Spór pomiędzy pracownikami spółki Tramwaje Elbląskie a dyrekcją i miastem jako właścicielem spółki zaostrza się. Pracownicy chcą podwyżek, prezydent mówi, ze nie ma na to pieniędzy, rykoszetem obrywają pasażerowie. Dziś pomiędzy 6.30 a 8.30 tramwaje stały na pętlach – pracownicy zdecydowali się przeprowadzić strajk ostrzegawczy, aby zwrócić uwagę na swoje postulaty.
- To nie jest tak, że my chcemy teraz, natychmiast podwyżki. Zwróciliśmy się o przedstawienie nam mapy drogowej, w której byłby określony sposób i termin dojścia do naszej propozycji – mówi Roman Kluczyk, przewodniczący Okręgu Północnego Związku Zawodowego Pracowników Komunikacji Miejskiej. - Chcemy podwyżki o 1 zł od lipca tego roku i kolejnej podwyżki o 1 zł od początku przyszłego roku oraz wprowadzenia dodatku za pracę w niedzielę i święta.
Brak porozumienia z miastem spowodował, że pracownicy podjęli decyzję o przeprowadzeniu dzisiaj (4 września) strajku ostrzegawczego. Tramwaje nie kursowały od godziny 6.30, zakończyły swoje kursy na pętlach przy ul. Ogólnej, Druskiej i Saperów i stały tam przez dwie godziny.
- Do ostatniej chwili czekaliśmy na ruch miasta i dyrekcji. Ale już w piątek przypuszczaliśmy, ze tego ruchu nie będzie, kiedy ZKM zaczął przesyłać informacje o organizacji komunikacji zastępczej – dodał Roman Kluczyk.
Zamiast tramwajów na ulice Elbląga wyruszyły autobusy linii T2 i T4. Po mieście jeździł też samochód, który informował pasażerów o trwającym strajku.
Czy pracownicy Tramwajów Elbląskich dogadają się z miastem i dyrekcja spółki, czy też dojdzie do całkowitego strajku, tego jeszcze nie wiadomo. Miasto jest skłonne dać podwyżkę w wysokości 100 złotych, ale pracownikom wszystkich miejskich spółek.

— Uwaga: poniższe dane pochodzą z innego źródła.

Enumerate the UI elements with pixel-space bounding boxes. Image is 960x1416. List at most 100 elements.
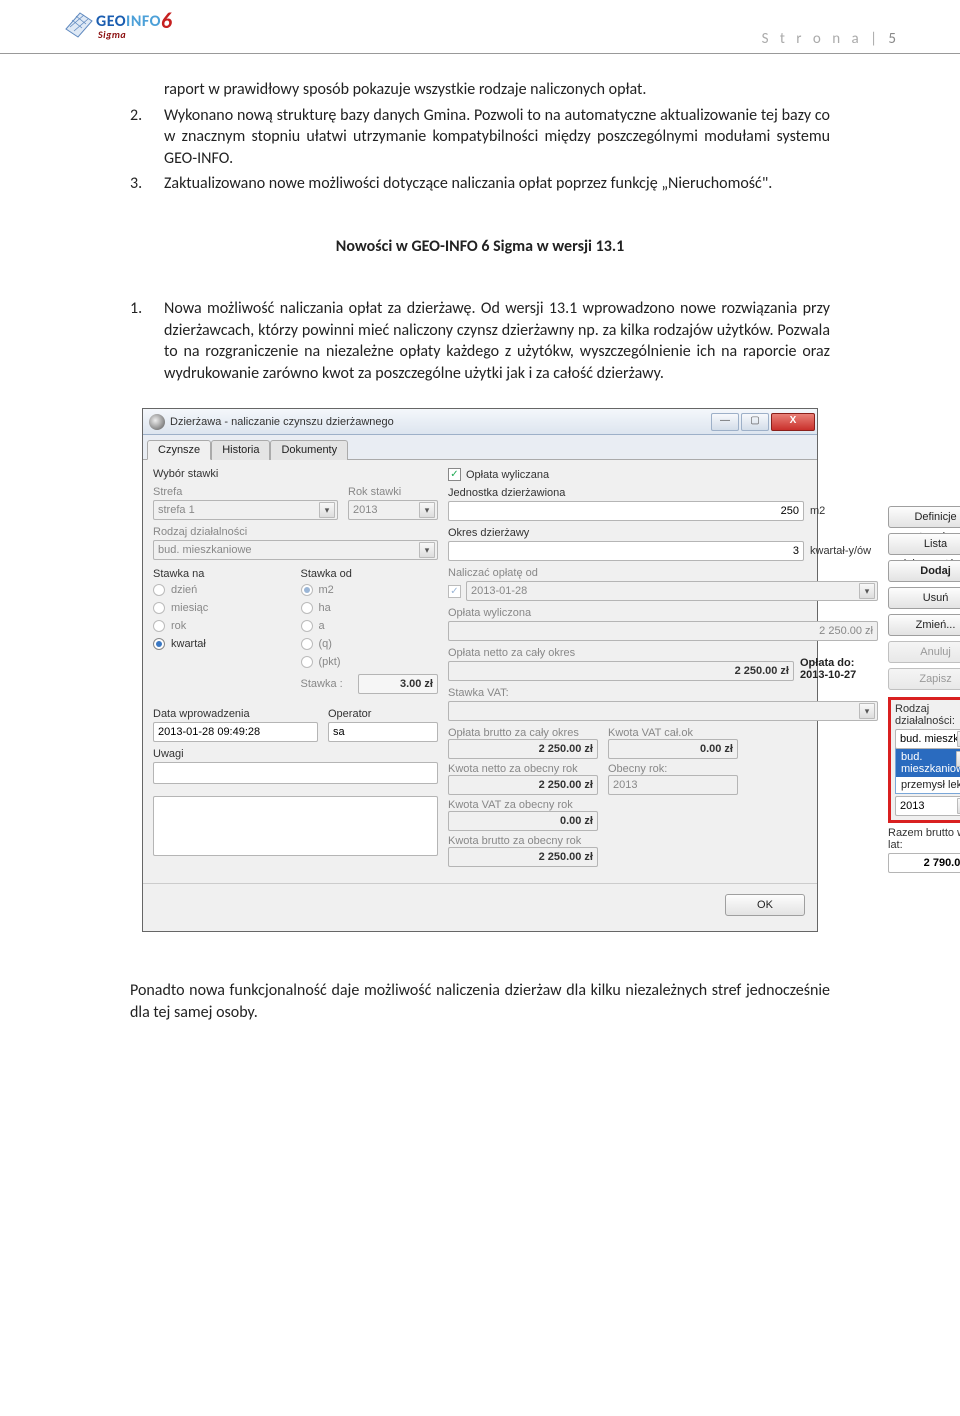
radio-a[interactable]: a (301, 620, 439, 632)
maximize-button[interactable]: ▢ (741, 413, 769, 431)
oplata-do-value: 2013-10-27 (800, 669, 878, 681)
jednostka-unit: m2 (810, 505, 878, 517)
stawka-value (358, 674, 438, 694)
logo-icon (60, 11, 94, 39)
dd-item-przem[interactable]: przemysł lekki (896, 777, 960, 793)
rok-r-select[interactable] (895, 796, 960, 816)
app-icon (149, 414, 165, 430)
rodzaj-dropdown: bud. mieszkaniowe przemysł lekki (895, 748, 960, 794)
radio-m2[interactable]: m2 (301, 584, 439, 596)
lbl-brutto: Opłata brutto za cały okres (448, 727, 598, 739)
logo-sigma: Sigma (98, 30, 126, 40)
netto-value (448, 661, 794, 681)
dd-item-bud[interactable]: bud. mieszkaniowe (896, 749, 960, 777)
rodzaj-select[interactable] (153, 540, 438, 560)
window-buttons: — ▢ X (711, 413, 815, 431)
razem-value (888, 853, 960, 873)
radio-pkt[interactable]: (pkt) (301, 656, 439, 668)
lbl-jednostka: Jednostka dzierżawiona (448, 487, 878, 499)
logo-text: GEOINFO6 Sigma (96, 10, 173, 40)
form-body: Wybór stawki Strefa Rok stawki Rodzaj dz… (143, 460, 817, 883)
okres-unit: kwartał-y/ów (810, 545, 878, 557)
tab-historia[interactable]: Historia (211, 440, 270, 460)
logo-info: INFO (126, 12, 161, 31)
logo: GEOINFO6 Sigma (60, 10, 173, 40)
page-header: GEOINFO6 Sigma S t r o n a | 5 (0, 0, 960, 54)
list-text-3: Zaktualizowano nowe możliwości dotyczące… (164, 173, 830, 195)
strefa-select[interactable] (153, 500, 338, 520)
page-num: 5 (888, 30, 900, 48)
btn-zmien[interactable]: Zmień... (888, 614, 960, 636)
lbl-uwagi: Uwagi (153, 748, 438, 760)
btn-zapisz[interactable]: Zapisz (888, 668, 960, 690)
stawka-row: Stawka : (301, 668, 439, 694)
vat-select[interactable] (448, 701, 878, 721)
lbl-nalicz: Naliczać opłatę od (448, 567, 878, 579)
content: raport w prawidłowy sposób pokazuje wszy… (0, 54, 960, 1068)
window-title: Dzierżawa - naliczanie czynszu dzierżawn… (170, 416, 711, 428)
lbl-okres: Okres dzierżawy (448, 527, 878, 539)
highlight-rodzaj: Rodzaj działalności: bud. mieszkaniowe p… (888, 697, 960, 823)
btn-definicje[interactable]: Definicje stawek... (888, 506, 960, 528)
radio-ha[interactable]: ha (301, 602, 439, 614)
rodzaj-r-select[interactable] (895, 729, 960, 749)
oplata-wyliczona (448, 621, 878, 641)
intro-para: raport w prawidłowy sposób pokazuje wszy… (130, 79, 830, 101)
kbrutto-value (448, 847, 598, 867)
operator-input[interactable] (328, 722, 438, 742)
post-para: Ponadto nowa funkcjonalność daje możliwo… (130, 980, 830, 1023)
lbl-obecny: Obecny rok: (608, 763, 738, 775)
okres-input[interactable] (448, 541, 804, 561)
radio-miesiac[interactable]: miesiąc (153, 602, 291, 614)
col-right: Definicje stawek... Lista dokumentów... … (888, 468, 960, 873)
data-input[interactable] (153, 722, 318, 742)
radio-q[interactable]: (q) (301, 638, 439, 650)
check-nalicz-date[interactable]: ✓ (448, 581, 878, 601)
lbl-operator: Operator (328, 708, 438, 720)
list-num-3: 3. (130, 173, 164, 195)
list-item-3: 3. Zaktualizowano nowe możliwości dotycz… (130, 173, 830, 195)
page-number: S t r o n a | 5 (762, 10, 900, 48)
jednostka-input[interactable] (448, 501, 804, 521)
lbl-rodzaj-r: Rodzaj działalności: (895, 703, 960, 727)
lbl-strefa: Strefa (153, 486, 338, 498)
tabbar: Czynsze Historia Dokumenty (143, 435, 817, 460)
lbl-oplata-wyliczona: Opłata wyliczona (448, 607, 878, 619)
uwagi-textarea[interactable] (153, 796, 438, 856)
lbl-stawka-od: Stawka od (301, 568, 439, 580)
brutto-value (448, 739, 598, 759)
radios-stawka-od: m2 ha a (q) (pkt) (301, 582, 439, 668)
page-label: S t r o n a | (762, 30, 889, 48)
uwagi-input[interactable] (153, 762, 438, 784)
lbl-stawka-val: Stawka : (301, 678, 343, 690)
btn-anuluj[interactable]: Anuluj (888, 641, 960, 663)
lbl-wybor: Wybór stawki (153, 468, 438, 480)
btn-dodaj[interactable]: Dodaj (888, 560, 960, 582)
check-oplata-wyliczana[interactable]: ✓Opłata wyliczana (448, 468, 878, 481)
col-mid: ✓Opłata wyliczana Jednostka dzierżawiona… (448, 468, 878, 873)
list-num-2: 2. (130, 105, 164, 170)
radios-stawka-na: dzień miesiąc rok kwartał (153, 582, 291, 650)
btn-lista[interactable]: Lista dokumentów... (888, 533, 960, 555)
section-heading: Nowości w GEO-INFO 6 Sigma w wersji 13.1 (130, 237, 830, 256)
kvat2-value (448, 811, 598, 831)
radio-dzien[interactable]: dzień (153, 584, 291, 596)
btn-usun[interactable]: Usuń (888, 587, 960, 609)
logo-six: 6 (161, 7, 173, 34)
tab-czynsze[interactable]: Czynsze (147, 440, 211, 460)
lbl-rok: Rok stawki (348, 486, 438, 498)
radio-kwartal[interactable]: kwartał (153, 638, 291, 650)
btn-ok[interactable]: OK (725, 894, 805, 916)
obecny-value (608, 775, 738, 795)
lbl-knetto: Kwota netto za obecny rok (448, 763, 598, 775)
close-button[interactable]: X (771, 413, 815, 431)
col-left: Wybór stawki Strefa Rok stawki Rodzaj dz… (153, 468, 438, 873)
nalicz-date[interactable] (466, 581, 878, 601)
minimize-button[interactable]: — (711, 413, 739, 431)
lbl-data: Data wprowadzenia (153, 708, 318, 720)
radio-rok[interactable]: rok (153, 620, 291, 632)
list-item-1b: 1. Nowa możliwość naliczania opłat za dz… (130, 298, 830, 384)
lbl-rodzaj: Rodzaj działalności (153, 526, 438, 538)
rok-select[interactable] (348, 500, 438, 520)
tab-dokumenty[interactable]: Dokumenty (270, 440, 348, 460)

- Dostaliśmy zaproszenie od przewodniczącego Rady Miejskiej na sesję, która odbędzie się 7 września. Mamy na niej przedstawić swoje stanowisko – mówił przewodniczący związku.
Prezydent uważa, że podwyżka dla motorniczych będzie skutkować podwyżka cen biletów. Przypomina też, że w ubiegłym roku pracownicy Tramwajów otrzymali podwyżkę pensji. Na wzrost ceny biletów nie chce się zgodzić mający większość w radzie (i opozycyjny w stosunku do prezydenta) klub radnych Prawa i Sprawiedliwości. - Prezydent widzi tylko jedno rozwiązanie - podwyżka cen biletów komunikacji miejskiej. Na to nie zgodzi się Rada Miejska. To nie jest rozwiązanie – mówił kilka dni temu przewodniczący elbląskiej Rady Miejskiej Marek Pruszak.
Romana Kluczyka zastanawiają niektóre wydatki miasta. - Z relacji medialnych wiemy, że miasto chce postawić toaletę za 100 tys. zł, 200 tys. zł dostaje stowarzyszenie sportów zimowych... – dziwi się przewodniczący związku.
O 8.30 tramwaje po kolei wróciły na tory. Protest pracowników trwa. Warto zauważyć, że jest to pierwszy strajk w komunikacji miejskiej od 1993r., kiedy powstała spółka Tramwaje Elbląskie.